Zhang Yong, Lu Xiao, Luo Yan, Zhu Ying, Ling Wenwu
Department of Medical Ultrasound, West China Hospital of Sichuan University, 37 Guoxue Alley, Chengdu, 610041, China, 86 18980605569.
Department of Thoracic Surgery, West China Hospital of Sichuan University, Chengdu, China.
JMIR Med Inform. 2025 Jan 9;13:e63924. doi: 10.2196/63924.
Artificial intelligence chatbots are being increasingly used for medical inquiries, particularly in the field of ultrasound medicine. However, their performance varies and is influenced by factors such as language, question type, and topic.
This study aimed to evaluate the performance of ChatGPT and ERNIE Bot in answering ultrasound-related medical examination questions, providing insights for users and developers.
We curated 554 questions from ultrasound medicine examinations, covering various question types and topics. The questions were posed in both English and Chinese. Objective questions were scored based on accuracy rates, whereas subjective questions were rated by 5 experienced doctors using a Likert scale. The data were analyzed in Excel.
Of the 554 questions included in this study, single-choice questions comprised the largest share (354/554, 64%), followed by short answers (69/554, 12%) and noun explanations (63/554, 11%). The accuracy rates for objective questions ranged from 8.33% to 80%, with true or false questions scoring highest. Subjective questions received acceptability rates ranging from 47.62% to 75.36%. ERNIE Bot was superior to ChatGPT in many aspects (P<.05). Both models showed a performance decline in English, but ERNIE Bot's decline was less significant. The models performed better in terms of basic knowledge, ultrasound methods, and diseases than in terms of ultrasound signs and diagnosis.

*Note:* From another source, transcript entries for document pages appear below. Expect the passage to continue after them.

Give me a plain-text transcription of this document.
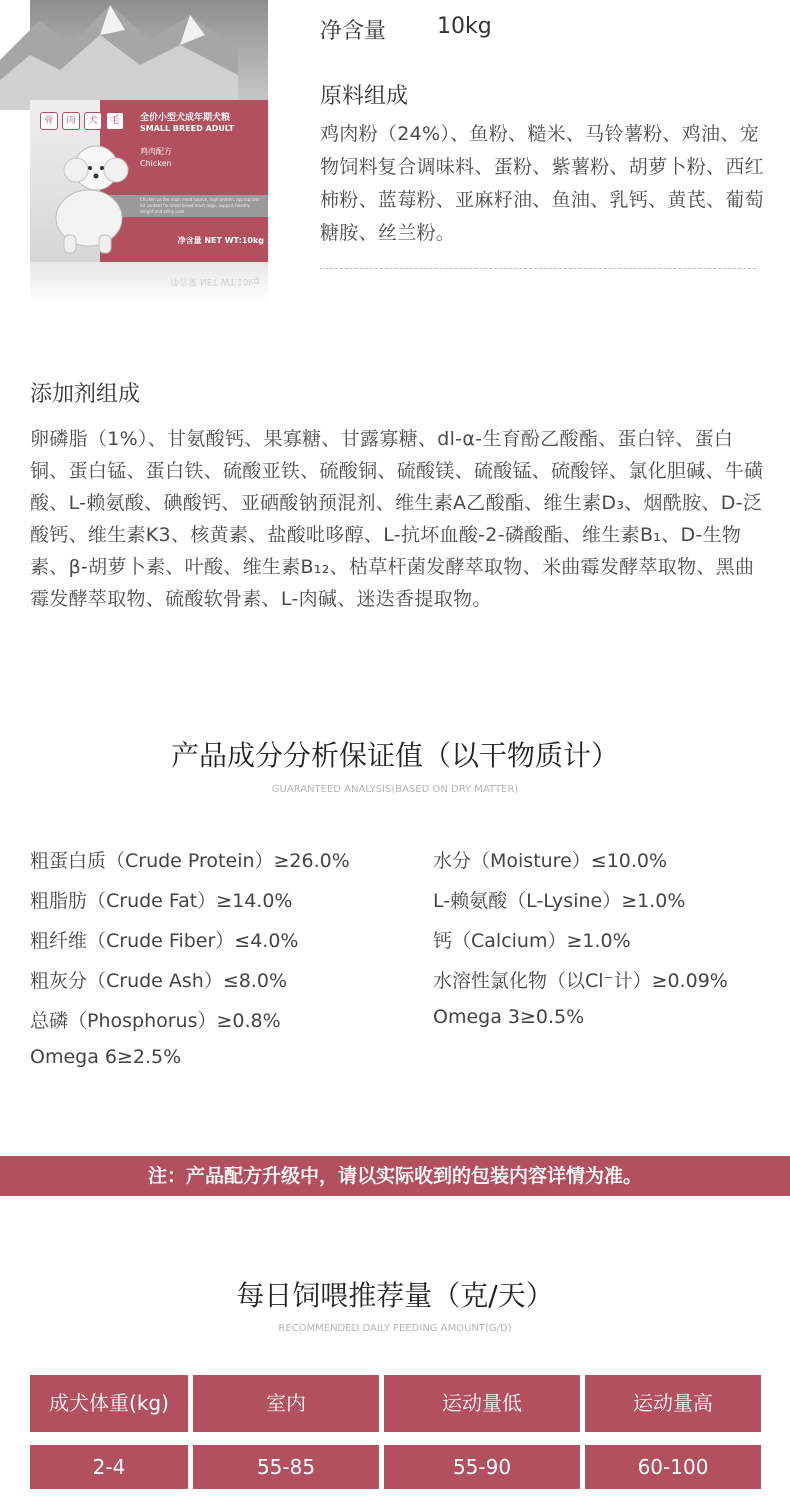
骨	肉	犬	毛	全价小型犬成年期犬粮
SMALL BREED ADULT
鸡肉配方
Chicken
Chicken as the main meat source, high protein, appropriate fat content for small breed adult dogs, support healthy weight and shiny coat.
净含量 NET WT:10kg
净含量 NET WT:10kg
净含量 10kg
原料组成
鸡肉粉（24%）、鱼粉、糙米、马铃薯粉、鸡油、宠物饲料复合调味料、蛋粉、紫薯粉、胡萝卜粉、西红柿粉、蓝莓粉、亚麻籽油、鱼油、乳钙、黄芪、葡萄糖胺、丝兰粉。
添加剂组成
卵磷脂（1%）、甘氨酸钙、果寡糖、甘露寡糖、dl-α-生育酚乙酸酯、蛋白锌、蛋白铜、蛋白锰、蛋白铁、硫酸亚铁、硫酸铜、硫酸镁、硫酸锰、硫酸锌、氯化胆碱、牛磺酸、L-赖氨酸、碘酸钙、亚硒酸钠预混剂、维生素A乙酸酯、维生素D₃、烟酰胺、D-泛酸钙、维生素K3、核黄素、盐酸吡哆醇、L-抗坏血酸-2-磷酸酯、维生素B₁、D-生物素、β-胡萝卜素、叶酸、维生素B₁₂、枯草杆菌发酵萃取物、米曲霉发酵萃取物、黑曲霉发酵萃取物、硫酸软骨素、L-肉碱、迷迭香提取物。
产品成分分析保证值（以干物质计）
GUARANTEED ANALYSIS(BASED ON DRY MATTER)
粗蛋白质（Crude Protein）≥26.0%
粗脂肪（Crude Fat）≥14.0%
粗纤维（Crude Fiber）≤4.0%
粗灰分（Crude Ash）≤8.0%
总磷（Phosphorus）≥0.8%
Omega 6≥2.5%
水分（Moisture）≤10.0%
L-赖氨酸（L-Lysine）≥1.0%
钙（Calcium）≥1.0%
水溶性氯化物（以Cl⁻计）≥0.09%
Omega 3≥0.5%
注：产品配方升级中，请以实际收到的包装内容详情为准。
每日饲喂推荐量（克/天）
RECOMMENDED DAILY FEEDING AMOUNT(G/D)
成犬体重(kg)	室内	运动量低	运动量高
2-4	55-85	55-90	60-100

Chatbots can provide valuable ultrasound-related answers, but performance differs by model and is influenced by language, question type, and topic. In general, ERNIE Bot outperforms ChatGPT. Users and developers should understand model performance characteristics and select appropriate models for different questions and languages to optimize chatbot use.
人工智能聊天机器人越来越多地用于医学咨询,尤其是在超声医学领域。然而,它们的表现各不相同,并受到语言、问题类型和主题等因素的影响。
本研究旨在评估ChatGPT和文心一言在回答超声相关医学检查问题方面的表现,为用户和开发者提供见解。
我们从超声医学检查中挑选了554个问题,涵盖各种问题类型和主题。问题以英文和中文提出。客观题根据准确率评分,而主观题由5名经验丰富的医生使用李克特量表进行评分。数据在Excel中进行分析。
在本研究纳入的554个问题中,单项选择题占比最大(354/554,64%),其次是简答题(69/554,12%)和名词解释(63/554,11%)。客观题的准确率在8.33%至80%之间,是非题得分最高。主观题的可接受率在47.62%至75.36%之间。文心一言在许多方面优于ChatGPT(P<0.05)。两种模型在英文方面的表现均有所下降,但文心一言的下降幅度较小。模型在基础知识、超声方法和疾病方面的表现优于超声征象和诊断方面。
聊天机器人可以提供有价值的超声相关答案,但不同模型的表现存在差异,并受到语言、问题类型和主题的影响。总体而言,文心一言的表现优于ChatGPT。用户和开发者应了解模型的性能特点,并针对不同的问题和语言选择合适的模型,以优化聊天机器人的使用。